According to the product rule, if you have two functions \( u \) and \( v \), the derivative of their product is \( u'v + uv' \).

• Here, if \( u = x \), then \( u' = 1 \).
• If \( v = e^{-x} \), the derivative \( v' \) requires us to use the chain rule, resulting in \( v' = -e^{-x} \).

Substituting back into the product rule gives us:\[ y' = 1 \times e^{-x} + x \times (-e^{-x}) = e^{-x} - x e^{-x} = (1-x)e^{-x} \]This derivative expression helps determine critical points and assess where the original function increases or decreases.

Once we have the derivative of a function, we can find where the function is increasing or decreasing. This involves identifying critical points where the derivative equals zero or changes sign. For the function \( y = x e^{-x} \), we set its derivative \((1-x)e^{-x}\) to zero:

• Since \( e^{-x} \) never equals zero, the factor \( (1-x) \) must be zero, giving us a critical point at \( x = 1 \).

Next, we test the intervals around this critical point:

• For \( x < 1 \), substituting values like \( x = 0 \), \( y'(0) = 1 \), shows the function is increasing.
• For \( x > 1 \), substituting values like \( x = 2 \), \( y'(2) = -\frac{1}{e^{2}} \), reveals the function is decreasing.

Thus, the function \( y = x e^{-x} \) is increasing on \((-\infty, 1)\) and decreasing on \((1, \infty)\). These regions reflect where the function slopes upward or downward.

The range of a function specifies all possible output values a function can take as its input varies.

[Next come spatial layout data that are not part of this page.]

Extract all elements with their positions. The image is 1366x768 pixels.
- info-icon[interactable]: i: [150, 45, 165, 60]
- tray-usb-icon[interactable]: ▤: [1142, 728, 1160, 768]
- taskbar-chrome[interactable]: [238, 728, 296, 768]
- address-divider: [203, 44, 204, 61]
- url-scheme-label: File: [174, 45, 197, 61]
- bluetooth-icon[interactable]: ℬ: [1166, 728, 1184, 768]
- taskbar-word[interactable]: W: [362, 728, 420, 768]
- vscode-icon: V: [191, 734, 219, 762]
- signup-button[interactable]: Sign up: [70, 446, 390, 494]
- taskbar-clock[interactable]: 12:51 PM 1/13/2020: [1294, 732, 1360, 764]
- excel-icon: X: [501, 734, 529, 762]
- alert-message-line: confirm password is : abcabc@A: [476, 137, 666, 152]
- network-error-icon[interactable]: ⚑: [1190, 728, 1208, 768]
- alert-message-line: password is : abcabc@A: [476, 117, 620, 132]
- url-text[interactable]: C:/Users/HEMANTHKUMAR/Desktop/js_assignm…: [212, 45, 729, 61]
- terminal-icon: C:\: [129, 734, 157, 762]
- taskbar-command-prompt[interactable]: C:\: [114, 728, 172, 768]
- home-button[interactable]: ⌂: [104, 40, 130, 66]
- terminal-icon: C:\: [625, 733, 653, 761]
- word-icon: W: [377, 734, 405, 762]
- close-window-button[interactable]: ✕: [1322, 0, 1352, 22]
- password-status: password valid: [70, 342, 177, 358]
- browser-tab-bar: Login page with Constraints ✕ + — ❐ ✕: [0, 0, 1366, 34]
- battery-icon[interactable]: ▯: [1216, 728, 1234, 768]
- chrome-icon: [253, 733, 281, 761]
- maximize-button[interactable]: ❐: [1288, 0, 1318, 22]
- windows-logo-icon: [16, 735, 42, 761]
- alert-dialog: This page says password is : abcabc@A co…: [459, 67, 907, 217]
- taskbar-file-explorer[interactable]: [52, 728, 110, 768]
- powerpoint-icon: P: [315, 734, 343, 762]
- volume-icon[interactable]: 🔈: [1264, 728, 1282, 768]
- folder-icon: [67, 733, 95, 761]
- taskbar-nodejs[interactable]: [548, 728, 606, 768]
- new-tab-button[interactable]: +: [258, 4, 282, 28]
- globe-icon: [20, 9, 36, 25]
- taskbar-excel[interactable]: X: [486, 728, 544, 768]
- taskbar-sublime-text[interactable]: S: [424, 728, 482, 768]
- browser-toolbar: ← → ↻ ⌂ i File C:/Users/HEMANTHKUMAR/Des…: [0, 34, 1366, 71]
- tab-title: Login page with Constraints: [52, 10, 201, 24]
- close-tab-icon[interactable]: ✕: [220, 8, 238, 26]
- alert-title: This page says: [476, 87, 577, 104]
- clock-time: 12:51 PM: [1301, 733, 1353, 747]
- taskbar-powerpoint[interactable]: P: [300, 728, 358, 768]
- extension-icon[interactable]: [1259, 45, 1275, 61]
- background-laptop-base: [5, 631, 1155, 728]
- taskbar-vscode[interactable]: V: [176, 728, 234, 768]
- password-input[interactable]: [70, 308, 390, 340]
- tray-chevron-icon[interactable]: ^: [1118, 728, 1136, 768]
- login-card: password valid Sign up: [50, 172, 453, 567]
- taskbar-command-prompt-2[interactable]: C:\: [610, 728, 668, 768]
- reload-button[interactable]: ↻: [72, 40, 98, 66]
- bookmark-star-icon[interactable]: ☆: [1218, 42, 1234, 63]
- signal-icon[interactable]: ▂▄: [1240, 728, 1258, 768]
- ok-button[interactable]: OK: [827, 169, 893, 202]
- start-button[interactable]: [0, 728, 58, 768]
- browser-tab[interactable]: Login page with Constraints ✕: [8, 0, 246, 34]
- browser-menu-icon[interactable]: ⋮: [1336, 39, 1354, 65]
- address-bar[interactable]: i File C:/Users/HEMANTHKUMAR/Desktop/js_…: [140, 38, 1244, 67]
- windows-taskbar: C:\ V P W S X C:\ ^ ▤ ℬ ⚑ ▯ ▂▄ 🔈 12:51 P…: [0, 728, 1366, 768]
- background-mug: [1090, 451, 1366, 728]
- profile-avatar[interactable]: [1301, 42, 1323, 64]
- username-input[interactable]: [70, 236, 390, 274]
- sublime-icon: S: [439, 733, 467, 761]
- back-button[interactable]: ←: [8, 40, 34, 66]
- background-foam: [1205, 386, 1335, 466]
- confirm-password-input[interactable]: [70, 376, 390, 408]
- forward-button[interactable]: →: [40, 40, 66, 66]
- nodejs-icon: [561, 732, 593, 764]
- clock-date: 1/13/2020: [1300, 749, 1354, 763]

For the function \( y = x e^{-x} \), finding the range involves looking at the behavior as \( x \) approaches extremes like \(-\infty\) and \(\infty\), as well as evaluating the function at the critical point.

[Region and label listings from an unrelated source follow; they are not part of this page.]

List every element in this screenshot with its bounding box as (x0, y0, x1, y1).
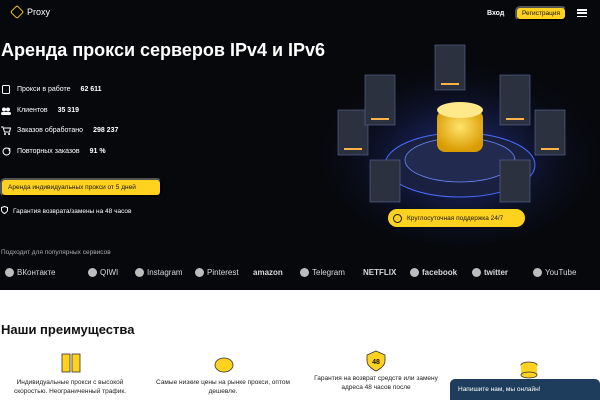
users-icon (1, 106, 11, 115)
page-title: Аренда прокси серверов IPv4 и IPv6 (1, 40, 326, 60)
headset-icon (393, 213, 402, 223)
popular-services-label: Подходит для популярных сервисов (1, 249, 111, 256)
login-link[interactable]: Вход (487, 10, 504, 17)
stat-label: Прокси в работе (17, 86, 71, 93)
server-rack-icon (60, 352, 82, 379)
stat-value: 91 % (89, 148, 106, 155)
stat-value: 62 611 (80, 86, 102, 93)
brand-youtube: YouTube (533, 263, 576, 281)
logo[interactable]: Proxy (9, 4, 51, 20)
site-header: Proxy Вход Регистрация (0, 0, 600, 28)
stat-value: 35 319 (57, 107, 79, 114)
logo-icon (9, 4, 25, 20)
stat-label: Заказов обработано (17, 127, 84, 134)
advantage-item: Самые низкие цены на рынке прокси, оптом… (156, 379, 290, 396)
facebook-icon (410, 267, 419, 277)
stat-orders: Заказов обработано 298 237 (1, 126, 118, 135)
support-badge[interactable]: Круглосуточная поддержка 24/7 (388, 209, 525, 227)
telegram-icon (300, 267, 309, 277)
repeat-icon (1, 147, 11, 156)
server-icon (1, 85, 11, 94)
hero-section: Proxy Вход Регистрация Аренда прокси сер… (0, 0, 600, 290)
brand-netflix: NETFLIX (363, 267, 397, 277)
brand-qiwi: QIWI (88, 263, 118, 281)
stat-repeat: Повторных заказов 91 % (1, 147, 106, 156)
cart-icon (1, 126, 11, 135)
chat-widget[interactable]: Напишите нам, мы онлайн! (450, 379, 600, 400)
shield-badge-text: 48 (372, 359, 380, 366)
advantage-item: Индивидуальные прокси с высокой скорость… (14, 379, 126, 396)
pinterest-icon (195, 267, 204, 277)
twitter-icon (472, 267, 481, 277)
youtube-icon (533, 267, 542, 277)
advantage-item: Гарантия на возврат средств или замену а… (314, 375, 438, 392)
brand-strip: ВКонтакте QIWI Instagram Pinterest amazo… (0, 263, 600, 281)
stat-value: 298 237 (93, 127, 119, 134)
brand-pinterest: Pinterest (195, 263, 239, 281)
rent-proxy-button[interactable]: Аренда индивидуальных прокси от 5 дней (0, 178, 162, 197)
brand-amazon: amazon (253, 267, 283, 277)
qiwi-icon (88, 267, 97, 277)
vk-icon (5, 267, 14, 277)
stat-proxies: Прокси в работе 62 611 (1, 85, 102, 94)
register-button[interactable]: Регистрация (515, 6, 567, 21)
guarantee-note: Гарантия возврата/замены на 48 часов (0, 205, 132, 216)
support-text: Круглосуточная поддержка 24/7 (407, 214, 504, 222)
stat-clients: Клиентов 35 319 (1, 106, 79, 115)
shield-48-icon: 48 (366, 350, 386, 377)
stat-label: Повторных заказов (17, 148, 80, 155)
brand-vk: ВКонтакте (5, 263, 56, 281)
guarantee-text: Гарантия возврата/замены на 48 часов (13, 207, 132, 215)
brand-facebook: facebook (410, 263, 457, 281)
instagram-icon (135, 267, 144, 277)
piggy-bank-icon (213, 354, 235, 379)
stat-label: Клиентов (17, 107, 48, 114)
advantages-title: Наши преимущества (1, 322, 135, 337)
brand-name: Proxy (27, 7, 51, 17)
shield-icon (0, 205, 8, 216)
menu-icon[interactable] (577, 9, 587, 17)
brand-twitter: twitter (472, 263, 508, 281)
brand-telegram: Telegram (300, 263, 345, 281)
brand-instagram: Instagram (135, 263, 183, 281)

• As \( x \rightarrow -\infty \), \( ye^{-x} \rightarrow 0 \); the exponential component dominates and grows faster than the negative \( x \).
• As \( x \rightarrow \infty \), \( y = x e^{-x} \rightarrow 0 \), since the exponential decays faster than linear growth.
• At the critical point \( x = 1 \), \( y = \frac{1}{e} \), which approximates to \( 0.3679 \).

Thus, the function's range is \( (0, \frac{1}{e}] \). This means \( y \) never hits zero but gets very close, spanning all values up to approximately 0.3679. Understanding the range helps you know what outputs you can expect to see given any valid input within the domain.